Speaker of the House Mike Johnson and Senate Minority Leader Mitch McConnell, both Republicans, invited the prime minister and expressed their hope that Mr. Netanyahu would seize the chance to “share the Israeli government’s vision for defending democracy, combatting terror, and establishing a just and lasting peace in the region.”.

The timing of Mr. Netanyahu’s visit coincides with a deteriorating relationship with the US, particularly among influential US Democrats.

In a different statement, leading Senate Democrat Chuck Schumer stated that he accepted the invitation in spite of his “clear and profound disagreements with the Prime Minister, which I have voiced both privately and publicly.”.

“However, I supported the call for him to speak because America’s relationship with Israel is unwavering and goes beyond any one person or prime minister,” he added.

As the war drags on and the number of casualties in Gaza rises, US President Joe Biden, a Democrat, has also become more critical of Israel.

Political pressure from the left wing of his party has mounted on Mr. Biden, who is seeking reelection in November, to exert more effort in persuading Israel to halt its war in Gaza.

A number of progressive figures, including Senator Bernie Sanders of Vermont, have declared their intention to abstain from attending Mr. Netanyahu’s speech as a mark of disapproval of Israel’s actions in the Gaza Strip.

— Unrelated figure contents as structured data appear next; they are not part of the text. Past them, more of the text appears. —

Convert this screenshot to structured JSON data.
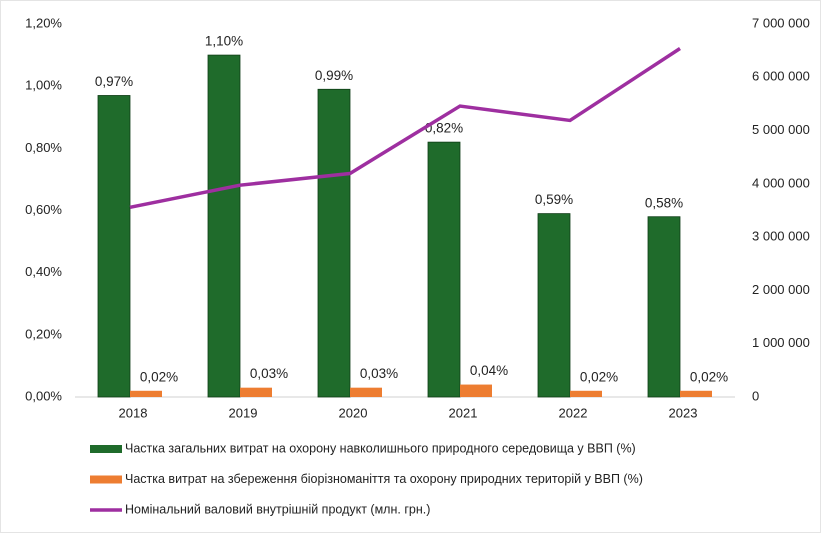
{
  "chart_data": {
    "type": "bar",
    "categories": [
      "2018",
      "2019",
      "2020",
      "2021",
      "2022",
      "2023"
    ],
    "series": [
      {
        "name": "Частка загальних витрат на охорону навколишнього природного середовища у ВВП (%)",
        "color": "#1f6b2b",
        "type": "bar",
        "values": [
          0.97,
          1.1,
          0.99,
          0.82,
          0.59,
          0.58
        ],
        "value_labels": [
          "0,97%",
          "1,10%",
          "0,99%",
          "0,82%",
          "0,59%",
          "0,58%"
        ]
      },
      {
        "name": "Частка витрат на збереження біорізноманіття та охорону природних територій у ВВП (%)",
        "color": "#ed7d31",
        "type": "bar",
        "values": [
          0.02,
          0.03,
          0.03,
          0.04,
          0.02,
          0.02
        ],
        "value_labels": [
          "0,02%",
          "0,03%",
          "0,03%",
          "0,04%",
          "0,02%",
          "0,02%"
        ]
      },
      {
        "name": "Номінальний валовий внутрішній продукт (млн. грн.)",
        "color": "#9e2fa0",
        "type": "line",
        "axis": "y2",
        "values": [
          3560000,
          3975000,
          4195000,
          5460000,
          5190000,
          6540000
        ]
      }
    ],
    "ylim": [
      0,
      1.2
    ],
    "yticks": [
      {
        "value": 0,
        "label": "0,00%"
      },
      {
        "value": 0.2,
        "label": "0,20%"
      },
      {
        "value": 0.4,
        "label": "0,40%"
      },
      {
        "value": 0.6,
        "label": "0,60%"
      },
      {
        "value": 0.8,
        "label": "0,80%"
      },
      {
        "value": 1.0,
        "label": "1,00%"
      },
      {
        "value": 1.2,
        "label": "1,20%"
      }
    ],
    "y2lim": [
      0,
      7000000
    ],
    "y2ticks": [
      0,
      {
        "value": 1000000,
        "label": "1 000 000"
      },
      {
        "value": 2000000,
        "label": "2 000 000"
      },
      {
        "value": 3000000,
        "label": "3 000 000"
      },
      {
        "value": 4000000,
        "label": "4 000 000"
      },
      {
        "value": 5000000,
        "label": "5 000 000"
      },
      {
        "value": 6000000,
        "label": "6 000 000"
      },
      {
        "value": 7000000,
        "label": "7 000 000"
      }
    ],
    "grid": false,
    "legend": "bottom"
  }
}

During an attack on southern Israel on October 7, fighters led by Hamas killed approximately 1,200 people and kidnapped 251 more.

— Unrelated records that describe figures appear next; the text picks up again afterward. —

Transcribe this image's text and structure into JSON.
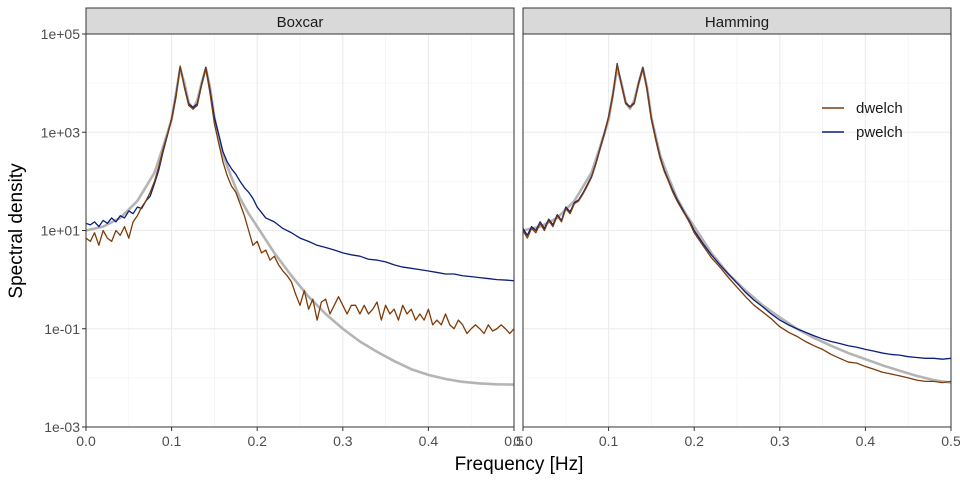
{
  "chart_data": {
    "type": "line",
    "xlabel": "Frequency [Hz]",
    "ylabel": "Spectral density",
    "y_scale": "log10",
    "xlim": [
      0,
      0.5
    ],
    "ylim": [
      0.001,
      100000
    ],
    "x_ticks": [
      0.0,
      0.1,
      0.2,
      0.3,
      0.4,
      0.5
    ],
    "x_tick_labels": [
      "0.0",
      "0.1",
      "0.2",
      "0.3",
      "0.4",
      "0.5"
    ],
    "y_ticks": [
      0.001,
      0.1,
      10,
      1000,
      100000
    ],
    "y_tick_labels": [
      "1e-03",
      "1e-01",
      "1e+01",
      "1e+03",
      "1e+05"
    ],
    "grid": true,
    "legend": {
      "placement": "top-right",
      "entries": [
        {
          "name": "dwelch",
          "color": "#7f3b08"
        },
        {
          "name": "pwelch",
          "color": "#0b1f7a"
        }
      ]
    },
    "reference_line_color": "#b4b4b4",
    "panels": [
      {
        "strip": "Boxcar",
        "reference": {
          "x": [
            0,
            0.02,
            0.04,
            0.06,
            0.08,
            0.09,
            0.1,
            0.105,
            0.11,
            0.115,
            0.12,
            0.125,
            0.13,
            0.135,
            0.14,
            0.145,
            0.15,
            0.16,
            0.17,
            0.18,
            0.19,
            0.2,
            0.22,
            0.24,
            0.26,
            0.28,
            0.3,
            0.32,
            0.34,
            0.36,
            0.38,
            0.4,
            0.42,
            0.44,
            0.46,
            0.48,
            0.5
          ],
          "y": [
            10,
            12,
            18,
            40,
            150,
            500,
            1800,
            6000,
            20000,
            10000,
            4000,
            3000,
            4500,
            10000,
            20000,
            8000,
            2000,
            350,
            120,
            45,
            22,
            12,
            3.5,
            1.2,
            0.45,
            0.2,
            0.1,
            0.055,
            0.034,
            0.022,
            0.015,
            0.0115,
            0.0095,
            0.0083,
            0.0077,
            0.0074,
            0.0073
          ]
        },
        "series": [
          {
            "name": "dwelch",
            "x": [
              0,
              0.005,
              0.01,
              0.015,
              0.02,
              0.025,
              0.03,
              0.035,
              0.04,
              0.045,
              0.05,
              0.055,
              0.06,
              0.065,
              0.07,
              0.075,
              0.08,
              0.085,
              0.09,
              0.095,
              0.1,
              0.105,
              0.11,
              0.115,
              0.12,
              0.125,
              0.13,
              0.135,
              0.14,
              0.145,
              0.15,
              0.155,
              0.16,
              0.165,
              0.17,
              0.175,
              0.18,
              0.185,
              0.19,
              0.195,
              0.2,
              0.205,
              0.21,
              0.215,
              0.22,
              0.225,
              0.23,
              0.235,
              0.24,
              0.245,
              0.25,
              0.255,
              0.26,
              0.265,
              0.27,
              0.275,
              0.28,
              0.285,
              0.29,
              0.295,
              0.3,
              0.305,
              0.31,
              0.315,
              0.32,
              0.325,
              0.33,
              0.335,
              0.34,
              0.345,
              0.35,
              0.355,
              0.36,
              0.365,
              0.37,
              0.375,
              0.38,
              0.385,
              0.39,
              0.395,
              0.4,
              0.405,
              0.41,
              0.415,
              0.42,
              0.425,
              0.43,
              0.435,
              0.44,
              0.445,
              0.45,
              0.455,
              0.46,
              0.465,
              0.47,
              0.475,
              0.48,
              0.485,
              0.49,
              0.495,
              0.5
            ],
            "y": [
              7,
              6,
              9,
              5,
              10,
              7,
              6,
              10,
              8,
              12,
              7,
              15,
              20,
              30,
              40,
              60,
              100,
              200,
              450,
              900,
              1800,
              5000,
              22000,
              8000,
              3500,
              3000,
              3500,
              9000,
              20000,
              6000,
              1500,
              600,
              250,
              130,
              80,
              60,
              35,
              20,
              10,
              5,
              6,
              3.5,
              4,
              2.5,
              3,
              2,
              1.5,
              1.2,
              0.9,
              0.5,
              0.3,
              0.6,
              0.25,
              0.4,
              0.15,
              0.35,
              0.4,
              0.2,
              0.3,
              0.45,
              0.3,
              0.2,
              0.3,
              0.3,
              0.2,
              0.3,
              0.2,
              0.25,
              0.35,
              0.15,
              0.3,
              0.2,
              0.25,
              0.15,
              0.3,
              0.2,
              0.25,
              0.15,
              0.2,
              0.15,
              0.25,
              0.12,
              0.15,
              0.12,
              0.2,
              0.12,
              0.1,
              0.15,
              0.12,
              0.08,
              0.1,
              0.12,
              0.1,
              0.08,
              0.12,
              0.09,
              0.1,
              0.12,
              0.1,
              0.08,
              0.1
            ]
          },
          {
            "name": "pwelch",
            "x": [
              0,
              0.005,
              0.01,
              0.015,
              0.02,
              0.025,
              0.03,
              0.035,
              0.04,
              0.045,
              0.05,
              0.055,
              0.06,
              0.065,
              0.07,
              0.075,
              0.08,
              0.085,
              0.09,
              0.095,
              0.1,
              0.105,
              0.11,
              0.115,
              0.12,
              0.125,
              0.13,
              0.135,
              0.14,
              0.145,
              0.15,
              0.155,
              0.16,
              0.165,
              0.17,
              0.175,
              0.18,
              0.185,
              0.19,
              0.195,
              0.2,
              0.21,
              0.22,
              0.23,
              0.24,
              0.25,
              0.26,
              0.27,
              0.28,
              0.29,
              0.3,
              0.31,
              0.32,
              0.33,
              0.34,
              0.35,
              0.36,
              0.37,
              0.38,
              0.39,
              0.4,
              0.41,
              0.42,
              0.43,
              0.44,
              0.45,
              0.46,
              0.47,
              0.48,
              0.49,
              0.5
            ],
            "y": [
              14,
              13,
              15,
              12,
              16,
              14,
              18,
              15,
              20,
              18,
              25,
              22,
              30,
              28,
              40,
              50,
              90,
              170,
              400,
              850,
              1900,
              5500,
              22000,
              8500,
              3800,
              3200,
              3800,
              9500,
              21000,
              7000,
              2000,
              900,
              400,
              250,
              180,
              140,
              100,
              75,
              60,
              45,
              30,
              18,
              15,
              11,
              9,
              7,
              6,
              5,
              4.5,
              4,
              3.5,
              3.2,
              3,
              2.6,
              2.5,
              2.3,
              2,
              1.8,
              1.7,
              1.6,
              1.5,
              1.4,
              1.3,
              1.3,
              1.2,
              1.15,
              1.1,
              1.05,
              1.0,
              0.98,
              0.95
            ]
          }
        ]
      },
      {
        "strip": "Hamming",
        "reference": {
          "x": [
            0,
            0.02,
            0.04,
            0.06,
            0.08,
            0.09,
            0.1,
            0.105,
            0.11,
            0.115,
            0.12,
            0.125,
            0.13,
            0.135,
            0.14,
            0.145,
            0.15,
            0.16,
            0.17,
            0.18,
            0.19,
            0.2,
            0.22,
            0.24,
            0.26,
            0.28,
            0.3,
            0.32,
            0.34,
            0.36,
            0.38,
            0.4,
            0.42,
            0.44,
            0.46,
            0.48,
            0.5
          ],
          "y": [
            10,
            12,
            18,
            40,
            150,
            500,
            1800,
            6000,
            20000,
            10000,
            4000,
            3000,
            4500,
            10000,
            20000,
            8000,
            2000,
            350,
            120,
            45,
            22,
            12,
            3.5,
            1.3,
            0.6,
            0.3,
            0.17,
            0.1,
            0.065,
            0.045,
            0.032,
            0.024,
            0.018,
            0.014,
            0.011,
            0.009,
            0.008
          ]
        },
        "series": [
          {
            "name": "dwelch",
            "x": [
              0,
              0.005,
              0.01,
              0.015,
              0.02,
              0.025,
              0.03,
              0.035,
              0.04,
              0.045,
              0.05,
              0.055,
              0.06,
              0.065,
              0.07,
              0.075,
              0.08,
              0.085,
              0.09,
              0.095,
              0.1,
              0.105,
              0.11,
              0.115,
              0.12,
              0.125,
              0.13,
              0.135,
              0.14,
              0.145,
              0.15,
              0.155,
              0.16,
              0.165,
              0.17,
              0.175,
              0.18,
              0.185,
              0.19,
              0.195,
              0.2,
              0.21,
              0.22,
              0.23,
              0.24,
              0.25,
              0.26,
              0.27,
              0.28,
              0.29,
              0.3,
              0.31,
              0.32,
              0.33,
              0.34,
              0.35,
              0.36,
              0.37,
              0.38,
              0.39,
              0.4,
              0.41,
              0.42,
              0.43,
              0.44,
              0.45,
              0.46,
              0.47,
              0.48,
              0.49,
              0.5
            ],
            "y": [
              10,
              7,
              11,
              9,
              14,
              10,
              16,
              12,
              20,
              15,
              28,
              22,
              35,
              40,
              55,
              80,
              120,
              220,
              450,
              900,
              2000,
              5500,
              24000,
              9000,
              3800,
              3200,
              3800,
              9500,
              20000,
              7000,
              1800,
              700,
              300,
              160,
              100,
              60,
              40,
              28,
              20,
              14,
              9,
              5,
              2.8,
              1.8,
              1.1,
              0.7,
              0.45,
              0.3,
              0.22,
              0.16,
              0.11,
              0.085,
              0.07,
              0.055,
              0.045,
              0.038,
              0.03,
              0.025,
              0.021,
              0.02,
              0.017,
              0.015,
              0.013,
              0.012,
              0.011,
              0.01,
              0.009,
              0.0085,
              0.0085,
              0.008,
              0.0085
            ]
          },
          {
            "name": "pwelch",
            "x": [
              0,
              0.005,
              0.01,
              0.015,
              0.02,
              0.025,
              0.03,
              0.035,
              0.04,
              0.045,
              0.05,
              0.055,
              0.06,
              0.065,
              0.07,
              0.075,
              0.08,
              0.085,
              0.09,
              0.095,
              0.1,
              0.105,
              0.11,
              0.115,
              0.12,
              0.125,
              0.13,
              0.135,
              0.14,
              0.145,
              0.15,
              0.155,
              0.16,
              0.165,
              0.17,
              0.175,
              0.18,
              0.185,
              0.19,
              0.195,
              0.2,
              0.21,
              0.22,
              0.23,
              0.24,
              0.25,
              0.26,
              0.27,
              0.28,
              0.29,
              0.3,
              0.31,
              0.32,
              0.33,
              0.34,
              0.35,
              0.36,
              0.37,
              0.38,
              0.39,
              0.4,
              0.41,
              0.42,
              0.43,
              0.44,
              0.45,
              0.46,
              0.47,
              0.48,
              0.49,
              0.5
            ],
            "y": [
              11,
              8,
              12,
              10,
              15,
              11,
              17,
              13,
              21,
              16,
              30,
              24,
              37,
              42,
              58,
              85,
              125,
              230,
              470,
              950,
              2100,
              5800,
              25000,
              9500,
              4000,
              3300,
              4000,
              10000,
              21000,
              7500,
              1900,
              750,
              320,
              170,
              105,
              65,
              43,
              30,
              21,
              15,
              10,
              5.5,
              3.2,
              2.0,
              1.3,
              0.85,
              0.55,
              0.38,
              0.28,
              0.2,
              0.15,
              0.12,
              0.1,
              0.085,
              0.072,
              0.062,
              0.055,
              0.05,
              0.045,
              0.042,
              0.038,
              0.035,
              0.032,
              0.03,
              0.029,
              0.027,
              0.026,
              0.025,
              0.025,
              0.024,
              0.025
            ]
          }
        ]
      }
    ]
  }
}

Since then, fighting has lasted for nearly eight months in Gaza, and the health ministry run by Hamas reports that at least 36,470 people have died there.

A six-week cease-fire in Gaza would be the result of a cease-fire agreement that Mr. Biden recently made public on behalf of his administration.

A permanent end to the war would be followed by a “surge” in humanitarian aid and the exchange of some hostages for Palestinian prisoners, according to the president’s three-part plan, which was unveiled last week.

However, some members of Israel’s government have voiced their opposition to the proposal, which has cast doubt on the possibility of an agreement.

Israel’s ruling coalition is united against the agreement, which Hanoch Milwidsky, a senior member of the Knesset for Mr. Netanyahu’s Likud Party, called “completely unacceptable.” He spoke with the BBC on Sunday.

When Republicans controlled both chambers of Congress in 2015, Mr. Netanyahu gave his last speech to them. Utilizing the occasion, he chastised Democratic President Barack Obama for his pursuit of an agreement with US allies and Iran to reduce Tehran’s nuclear program.